Nella primavera del ’46 io ero diventato sempre piú il leader del Psiup a Perugia: con l’aiuto di Bruno Enei, di Mori padre e di Mori figlio[41] e di altri giovani (Bazzucchi, ecc. ecc.) condussi la battaglia per le elezioni comunali che videro il Psiup al primo posto (anche mia moglie fu eletta consigliera comunale e mi acquistò molte simpatie con la sua intelligenza, freschezza, semplicità) e quella, in prima persona, per il Referendum e per le elezioni all’Assemblea Costituente, mentre con il metodo dell’“attacco”, riuscivo, con i miei compagni, a spazzar via i socialmassoni piú scoperti […][42].

Chiaro, duro, intransigente, oratore efficacissimo, nei suoi continui interventi nelle sezioni del partito, nei comizi, nelle conferenze di formazione politica, Binni sa comunicare la sua passione e il suo entusiasmo; è un “persuaso” consapevole delle difficoltà della Storia ma, a maggior ragione, della necessità di forzarne i limiti, di spingere per un reale rinnovamento di una politica tradizionalmente delegata dalle classi popolari ai gruppi dirigenti della borghesia. Nell’ultimo numero del «Corriere di Perugia», il 17 maggio 1945, ha scritto nell’articolo Verso la Costituente:

Noi non crediamo che i tre punti essenziali che il popolo dovrà ottenere dalla Costituente (pena in caso contrario il proprio suicidio) e cioè Repubblica, Riforma agraria, Socializzazione delle grandi industrie, potrebbero essere facilmente raggiunti senza una lotta precedente, senza una chiarificazione inequivoca e veramente democratica. Non si prepara una soluzione repubblicana, non si preparano le grandi riforme difendendo i principî piú retrivi e mantenendo il popolo nell’ignoranza politica. Non si prepara la Costituente insegnando al popolo un’imbelle disciplina e una servile attesa di decisioni dall’alto.

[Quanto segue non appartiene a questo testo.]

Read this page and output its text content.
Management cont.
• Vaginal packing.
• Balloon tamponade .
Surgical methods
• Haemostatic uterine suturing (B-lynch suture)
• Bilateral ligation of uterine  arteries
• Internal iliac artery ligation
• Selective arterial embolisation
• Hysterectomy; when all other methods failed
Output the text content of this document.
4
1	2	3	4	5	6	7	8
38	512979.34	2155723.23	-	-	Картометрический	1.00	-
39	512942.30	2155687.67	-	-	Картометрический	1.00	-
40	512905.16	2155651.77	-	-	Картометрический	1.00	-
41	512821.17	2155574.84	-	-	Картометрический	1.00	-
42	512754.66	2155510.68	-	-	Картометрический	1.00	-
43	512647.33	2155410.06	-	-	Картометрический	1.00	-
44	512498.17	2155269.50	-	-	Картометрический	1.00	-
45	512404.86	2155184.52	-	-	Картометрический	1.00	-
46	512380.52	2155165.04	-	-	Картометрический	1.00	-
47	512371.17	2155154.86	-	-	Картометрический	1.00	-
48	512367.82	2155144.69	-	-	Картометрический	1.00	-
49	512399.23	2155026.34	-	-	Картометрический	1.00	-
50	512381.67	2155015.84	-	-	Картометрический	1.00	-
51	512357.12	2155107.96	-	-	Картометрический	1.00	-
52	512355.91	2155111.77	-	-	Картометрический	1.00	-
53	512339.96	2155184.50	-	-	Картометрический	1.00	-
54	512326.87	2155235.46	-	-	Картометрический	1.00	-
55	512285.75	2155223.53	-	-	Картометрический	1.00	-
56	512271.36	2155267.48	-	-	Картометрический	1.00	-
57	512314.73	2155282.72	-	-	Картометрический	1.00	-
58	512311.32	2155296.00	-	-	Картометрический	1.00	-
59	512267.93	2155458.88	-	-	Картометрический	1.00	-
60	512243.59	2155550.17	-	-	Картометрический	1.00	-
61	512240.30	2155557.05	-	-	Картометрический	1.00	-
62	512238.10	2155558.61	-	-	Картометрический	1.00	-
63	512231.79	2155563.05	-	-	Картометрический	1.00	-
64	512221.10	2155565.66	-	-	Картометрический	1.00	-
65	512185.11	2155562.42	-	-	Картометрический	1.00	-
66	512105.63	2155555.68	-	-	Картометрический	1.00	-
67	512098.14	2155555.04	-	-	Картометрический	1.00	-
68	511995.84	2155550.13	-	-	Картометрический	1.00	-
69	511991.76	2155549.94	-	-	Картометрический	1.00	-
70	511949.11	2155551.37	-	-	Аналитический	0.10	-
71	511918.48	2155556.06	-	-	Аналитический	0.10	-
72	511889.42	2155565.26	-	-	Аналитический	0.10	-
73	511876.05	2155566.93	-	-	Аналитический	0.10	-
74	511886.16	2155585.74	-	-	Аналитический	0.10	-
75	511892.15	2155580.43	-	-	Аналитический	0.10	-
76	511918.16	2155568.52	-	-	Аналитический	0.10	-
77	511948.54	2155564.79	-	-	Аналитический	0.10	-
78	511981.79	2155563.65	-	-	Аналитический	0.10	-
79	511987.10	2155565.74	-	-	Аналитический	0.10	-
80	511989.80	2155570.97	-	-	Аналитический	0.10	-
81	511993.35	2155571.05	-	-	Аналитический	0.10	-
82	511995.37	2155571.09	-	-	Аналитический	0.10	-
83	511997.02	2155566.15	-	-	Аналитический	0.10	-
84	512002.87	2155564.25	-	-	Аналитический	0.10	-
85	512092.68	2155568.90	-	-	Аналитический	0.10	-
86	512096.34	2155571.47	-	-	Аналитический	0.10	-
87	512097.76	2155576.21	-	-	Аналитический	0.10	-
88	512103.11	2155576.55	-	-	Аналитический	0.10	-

Nei numerosi articoli su «Il Socialista», tra 1944 e 1946, affronta le questioni di fondo della situazione politica italiana, sempre attento al contesto europeo, alle esperienze dei socialisti francesi, del laburismo inglese: la scrittura è strumento di informazione e formazione in una prospettiva precisa. E il luxemburghismo di molti giovani del Psiup, che Binni condivide, si coniuga facilmente con le esperienze di democrazia diretta che i Cos di Capitini tentano di sviluppare nonostante le prevedibili difficoltà. È significativo, a questo proposito, un articolo che Binni pubblica sul periodico lucchese «Democrazia Socialista» il 20 gennaio 1946, Uno strumento della nuova democrazia[43], in cui scrive proprio dell’esperienza perugina del Cos:

Di fronte alla cosiddetta democrazia liberale del primo Novecento italiano (quella a cui Parri negava il diritto del nome e del contenuto democratico) esercitata dai prefetti, dai questori, dai carabinieri, a tutela di un ordine reazionario e capitalistico, l’esperienza tragica del fascismo, che dovrebbe aver tolto ogni illusione sulla vera natura delle forze conservatrici e distinto con brutale evidenza i fatti dalle parole, ha fatto sorgere negli elementi intellettuali migliori e nel popolo l’esigenza di una vera democrazia, diretta, basata sulla reale partecipazione di ogni cittadino all’amministrazione, al controllo della cosa pubblica. Mai come ora dopo un’orgia di sciocco centralismo, di oppio conformistico, di esecuzione indiscussa degli ordini “romani” si è sentito in Italia il bisogno essenziale di organismi popolari che non siano d’altronde semplice espressione di particolari interessi di categoria chiusi come compartimenti stagni e accanto ai quali gruppetti di intellettuali diano vita a discussioni accademiche, a esercitazioni teoriche sradicate dalla realtà viva di ogni giorno. E la stessa formula dei Comitati di Liberazione Nazionale, che tanta vitalità hanno avuto nella lotta clandestina e nella prima fase della vita democratica, non è riuscita ad assolvere quella funzione di autoeducazione popolare e di periferico autogoverno che il mondo moderno, avviato alla soluzione socialista, pone in termini cosí precisi ed impellenti. In una città dell’Italia centrale, a Perugia, cadevano ancora i proiettili dell’artiglieria nazista quando già nella sala della Camera del Lavoro, alla luce fantomatica di una lampada a gas si radunavano operai, impiegati, studenti, donne non per ascoltare una conferenza, ma per discutere liberamente tutti i problemi immediati e lontani, amministrativi e politici che la situazione poneva a loro come abitanti di quella particolare città, come italiani, come uomini e donne di un mondo assetato di una concreta, precisa libertà. Altre donne, altri uomini, di strati sociali “piú alti” preparavano ricevimenti e balli per gli ufficiali dell’A.M.G., politicanti di altri tempi preparavano combinazioni adatte a mantenere quella protezione di vecchi interessi e di vecchi privilegi che con nuove parole fa corrispondere ad un’illusoria libertà una sostanziale oppressione […].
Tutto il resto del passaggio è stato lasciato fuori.